Semua orang lahir sebagai manusia biasa. Tidak membawa kecerdasan istimewa, apalagi keshalihan istimewa, kecuali apa yang dibawa dari trah darah dan keringat orang tua dan siapa saja yang ada pada jalur silsilah nasabnya. Ayah, kakek, orang tua kakek, dan seterusnya ke atas. Juga ibu, nenek, orang tua nenek, dan seterusnya. Rasulullah SAW bersabda, "Pilihlah (tempat yang baik) untuk (menyimpan) nutfah kalian karena watak orang tua itu bisa muncul (pada anak)”. Dalam riwayat lain, "Karena watak orang tua itu tajam (bisa menurun kepada anak)." (HR. Ibnu Majah dan Al-Hakim)."
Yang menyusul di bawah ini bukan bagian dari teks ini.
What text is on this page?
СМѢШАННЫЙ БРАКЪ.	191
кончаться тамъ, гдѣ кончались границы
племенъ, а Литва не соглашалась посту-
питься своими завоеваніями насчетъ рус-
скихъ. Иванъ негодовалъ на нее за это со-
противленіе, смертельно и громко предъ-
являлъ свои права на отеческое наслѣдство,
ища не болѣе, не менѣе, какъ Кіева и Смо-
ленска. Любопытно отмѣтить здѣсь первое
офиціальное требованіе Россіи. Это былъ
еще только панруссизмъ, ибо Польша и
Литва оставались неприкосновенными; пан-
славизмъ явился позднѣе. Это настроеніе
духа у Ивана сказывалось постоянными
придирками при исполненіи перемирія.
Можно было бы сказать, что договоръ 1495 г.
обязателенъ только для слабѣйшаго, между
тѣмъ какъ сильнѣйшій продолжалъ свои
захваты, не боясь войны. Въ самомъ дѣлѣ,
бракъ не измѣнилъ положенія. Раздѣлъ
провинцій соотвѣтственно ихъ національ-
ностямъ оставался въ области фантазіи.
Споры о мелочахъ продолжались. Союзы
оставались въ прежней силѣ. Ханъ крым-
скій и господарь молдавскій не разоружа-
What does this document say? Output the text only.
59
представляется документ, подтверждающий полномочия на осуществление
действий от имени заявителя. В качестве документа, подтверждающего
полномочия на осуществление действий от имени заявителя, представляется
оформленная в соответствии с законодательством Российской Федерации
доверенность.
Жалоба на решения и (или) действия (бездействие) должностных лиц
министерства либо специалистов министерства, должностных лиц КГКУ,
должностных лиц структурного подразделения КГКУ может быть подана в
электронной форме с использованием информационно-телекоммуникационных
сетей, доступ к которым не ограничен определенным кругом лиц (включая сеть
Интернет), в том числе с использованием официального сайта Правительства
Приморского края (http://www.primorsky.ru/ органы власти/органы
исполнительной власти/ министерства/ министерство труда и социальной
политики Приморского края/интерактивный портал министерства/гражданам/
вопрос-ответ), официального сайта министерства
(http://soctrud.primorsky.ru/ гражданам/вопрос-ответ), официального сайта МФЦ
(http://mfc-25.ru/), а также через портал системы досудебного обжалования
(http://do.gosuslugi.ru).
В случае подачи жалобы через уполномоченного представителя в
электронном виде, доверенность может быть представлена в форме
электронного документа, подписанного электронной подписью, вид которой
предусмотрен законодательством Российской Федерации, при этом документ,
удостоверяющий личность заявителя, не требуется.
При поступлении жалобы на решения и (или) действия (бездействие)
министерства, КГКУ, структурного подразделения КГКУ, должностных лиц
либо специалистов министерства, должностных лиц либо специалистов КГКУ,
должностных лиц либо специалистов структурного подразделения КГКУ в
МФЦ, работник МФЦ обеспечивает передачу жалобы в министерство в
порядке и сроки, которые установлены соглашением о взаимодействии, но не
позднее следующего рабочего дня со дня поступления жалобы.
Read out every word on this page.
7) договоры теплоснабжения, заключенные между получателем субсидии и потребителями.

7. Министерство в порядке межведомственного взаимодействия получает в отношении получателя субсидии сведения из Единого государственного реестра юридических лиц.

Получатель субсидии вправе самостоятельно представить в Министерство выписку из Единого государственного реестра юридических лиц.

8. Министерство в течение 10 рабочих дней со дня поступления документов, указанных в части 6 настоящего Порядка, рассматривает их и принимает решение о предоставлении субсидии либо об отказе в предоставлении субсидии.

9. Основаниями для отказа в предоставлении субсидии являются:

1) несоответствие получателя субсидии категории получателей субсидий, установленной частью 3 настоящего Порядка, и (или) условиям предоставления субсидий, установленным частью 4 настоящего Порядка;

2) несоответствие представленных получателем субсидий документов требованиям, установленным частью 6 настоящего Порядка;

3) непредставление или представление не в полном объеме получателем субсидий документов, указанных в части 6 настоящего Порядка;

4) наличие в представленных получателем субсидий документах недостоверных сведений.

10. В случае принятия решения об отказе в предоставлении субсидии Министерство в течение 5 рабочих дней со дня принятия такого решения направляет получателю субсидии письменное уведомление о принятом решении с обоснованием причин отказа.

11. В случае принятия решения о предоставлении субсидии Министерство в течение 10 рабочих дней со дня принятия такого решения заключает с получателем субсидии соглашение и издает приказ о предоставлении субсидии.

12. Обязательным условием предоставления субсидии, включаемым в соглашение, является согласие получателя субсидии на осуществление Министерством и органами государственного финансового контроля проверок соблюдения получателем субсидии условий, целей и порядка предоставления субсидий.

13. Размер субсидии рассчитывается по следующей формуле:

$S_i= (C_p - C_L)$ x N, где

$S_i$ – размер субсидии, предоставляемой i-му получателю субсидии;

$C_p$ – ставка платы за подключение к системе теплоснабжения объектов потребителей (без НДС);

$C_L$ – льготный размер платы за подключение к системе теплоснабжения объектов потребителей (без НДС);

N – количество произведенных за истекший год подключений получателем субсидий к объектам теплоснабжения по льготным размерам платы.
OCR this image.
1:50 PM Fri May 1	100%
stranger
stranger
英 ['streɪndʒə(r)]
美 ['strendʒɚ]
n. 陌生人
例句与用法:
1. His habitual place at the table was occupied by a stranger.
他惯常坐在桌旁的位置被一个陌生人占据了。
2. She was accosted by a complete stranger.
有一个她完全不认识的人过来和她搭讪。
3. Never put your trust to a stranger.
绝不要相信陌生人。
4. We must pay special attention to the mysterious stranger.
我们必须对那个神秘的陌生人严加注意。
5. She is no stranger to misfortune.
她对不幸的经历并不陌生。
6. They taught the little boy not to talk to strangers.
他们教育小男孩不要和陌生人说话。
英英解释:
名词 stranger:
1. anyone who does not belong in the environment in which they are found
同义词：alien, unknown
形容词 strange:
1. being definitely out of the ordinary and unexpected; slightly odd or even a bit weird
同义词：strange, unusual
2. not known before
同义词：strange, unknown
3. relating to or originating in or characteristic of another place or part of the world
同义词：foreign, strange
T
Seorang anak yang baru lahir belum bisa dikatakan sebagai anak yang shalih. Mungkin ia membawa potensi dan bakat keshalihan. Tetapi pertarungan untuk mewujudkan potensi itu masih panjang, melawan segala godaan hawa nafsu dan bisikan syetan. Apalagi selain potensi kebaikan juga ada potensi keburukan. Keduanya kekuatan dalam jiwa yang saling berlawanan dan bisa saling mengalahkan: "MakaAllah mengilhamkan kepada jiwa itu (jalan) kefasikan don ketakwaannya."(QS. Asyams: 8 ). Karenanya anak yang belum baligh belum menerima perintah menjalankan Islam kecuali sebagai sebuah pembiasaan. Ia tidak wajib shalat, tapi dianjurkan untuk dibiasakan shalat. Bila seorang anak melakukan tindakan yang merugikan orang lain, maka walinya yang mengganti kerugian itu.
baca selengkapnya..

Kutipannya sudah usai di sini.